Smith contacted a newly-elected National Party senator from Queensland, the former Treasury secretary John Stone, and apprised him of his thinking.
They met. Smith handed him some written analysis. ''Sounds right to me,'' said Stone after reading it.
He took the matter to various party meetings. When the Opposition played its hand, the veteran journalist Laurie Oakes reported that ministers were ''running around like headless chooks''.
After some ineffectual parliamentary manoeuvres, the government abandoned the bill.
Since 1987, every Commonwealth election has been in the most frequent form - a general election for the House of Representatives combined with periodical election of half the Senate; indeed, the longest uninterrupted stretch of such elections in Commonwealth history.
At least one subsequent prime minister seems to have thought about a double dissolution - John Howard in relation to the Wik legislation. Kevin Rudd might well have activated section 57 to secure the emissions trading scheme developed by his government. Had he done so, his future in politics may well have taken a different course.
Nevertheless, it may not be long before Australian voters again have the experience of a double dissolution.
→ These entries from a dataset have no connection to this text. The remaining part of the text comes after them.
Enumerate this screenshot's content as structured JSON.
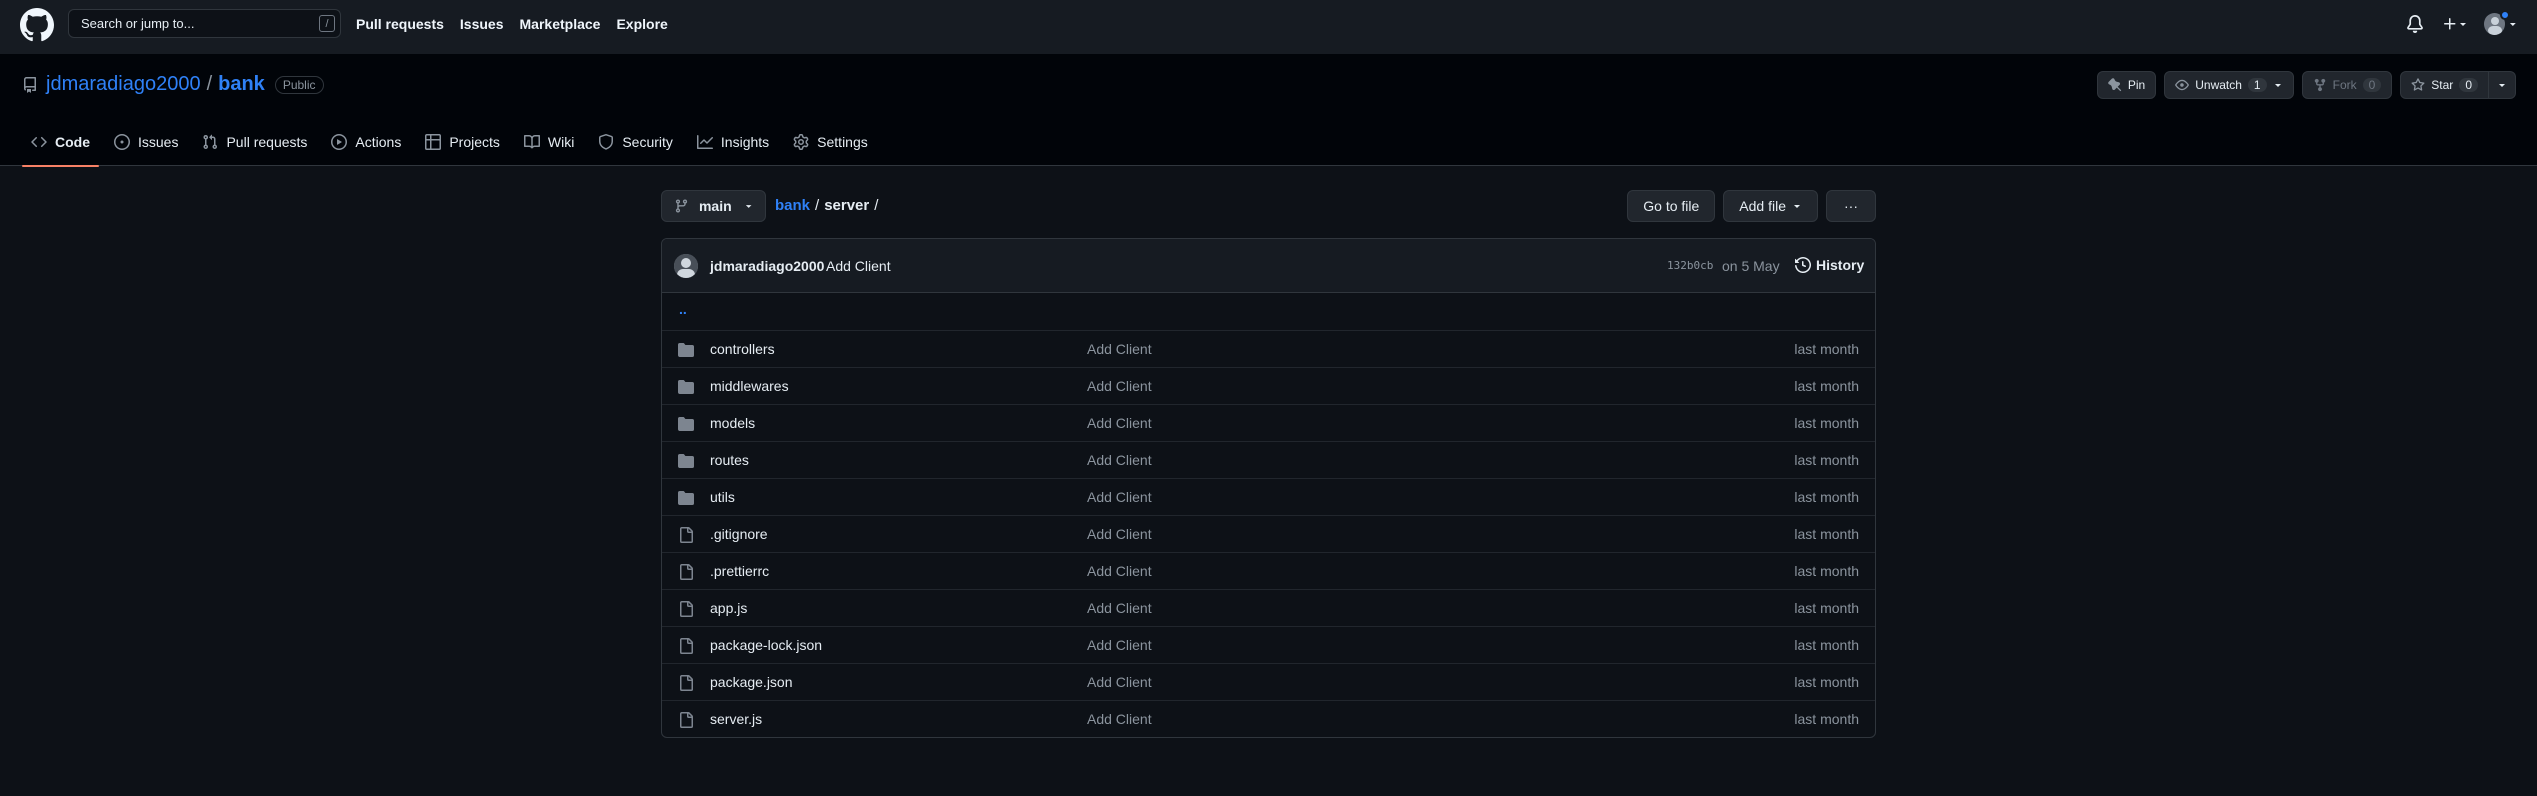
{
  "header": {
    "search_placeholder": "Search or jump to...",
    "search_shortcut": "/",
    "nav": [
      "Pull requests",
      "Issues",
      "Marketplace",
      "Explore"
    ]
  },
  "repo": {
    "owner": "jdmaradiago2000",
    "separator": "/",
    "name": "bank",
    "visibility": "Public",
    "pin_label": "Pin",
    "unwatch_label": "Unwatch",
    "watch_count": "1",
    "fork_label": "Fork",
    "fork_count": "0",
    "star_label": "Star",
    "star_count": "0"
  },
  "tabs": [
    {
      "label": "Code",
      "icon": "code-icon"
    },
    {
      "label": "Issues",
      "icon": "issue-icon"
    },
    {
      "label": "Pull requests",
      "icon": "pull-request-icon"
    },
    {
      "label": "Actions",
      "icon": "play-icon"
    },
    {
      "label": "Projects",
      "icon": "table-icon"
    },
    {
      "label": "Wiki",
      "icon": "book-icon"
    },
    {
      "label": "Security",
      "icon": "shield-icon"
    },
    {
      "label": "Insights",
      "icon": "graph-icon"
    },
    {
      "label": "Settings",
      "icon": "gear-icon"
    }
  ],
  "file_nav": {
    "branch": "main",
    "crumb_repo": "bank",
    "crumb_dir": "server",
    "crumb_sep": "/",
    "go_to_file": "Go to file",
    "add_file": "Add file",
    "more": "···"
  },
  "commit": {
    "author": "jdmaradiago2000",
    "message": "Add Client",
    "sha": "132b0cb",
    "date": "on 5 May",
    "history_label": "History"
  },
  "updir": "..",
  "files": [
    {
      "name": "controllers",
      "type": "dir",
      "message": "Add Client",
      "age": "last month"
    },
    {
      "name": "middlewares",
      "type": "dir",
      "message": "Add Client",
      "age": "last month"
    },
    {
      "name": "models",
      "type": "dir",
      "message": "Add Client",
      "age": "last month"
    },
    {
      "name": "routes",
      "type": "dir",
      "message": "Add Client",
      "age": "last month"
    },
    {
      "name": "utils",
      "type": "dir",
      "message": "Add Client",
      "age": "last month"
    },
    {
      "name": ".gitignore",
      "type": "file",
      "message": "Add Client",
      "age": "last month"
    },
    {
      "name": ".prettierrc",
      "type": "file",
      "message": "Add Client",
      "age": "last month"
    },
    {
      "name": "app.js",
      "type": "file",
      "message": "Add Client",
      "age": "last month"
    },
    {
      "name": "package-lock.json",
      "type": "file",
      "message": "Add Client",
      "age": "last month"
    },
    {
      "name": "package.json",
      "type": "file",
      "message": "Add Client",
      "age": "last month"
    },
    {
      "name": "server.js",
      "type": "file",
      "message": "Add Client",
      "age": "last month"
    }
  ],
  "colors": {
    "background": "#0d1117",
    "header": "#161b22",
    "link": "#2f81f7",
    "active_tab_underline": "#f78166",
    "folder_icon": "#7d8590"
  }
}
Malcolm Mackerras has already suggested odds for a double dissolution election in April next year on the refugee legislation lately defeated in the Senate.
An Abbott government, elected in the normal run of politics late in 2013, may run into serious troubles in the Senate in seeking repeal of the carbon tax and the new mining tax, troubles which may persist even after new senators take their seats on or after July 1, 2014. In order to avoid an Australia Card disappointment, Abbott and his team will need to give the most careful consideration to both their parliamentary and their legislative strategies.
Likewise, were the minority Labor Government to find itself at the polls before Senate elections are possible after July 1, 2013, and without having established a double-dissolution trigger using Rob Oakeshott's refugee bill, a victorious Coalition government would have to contemplate a double dissolution or face that most treacherous of all national elections for an incumbent government - an election for half the Senate only by the end June 2014.
J. R. Nethercote is an adjunct professor with the Public Policy Institute at the Australian Catholic University.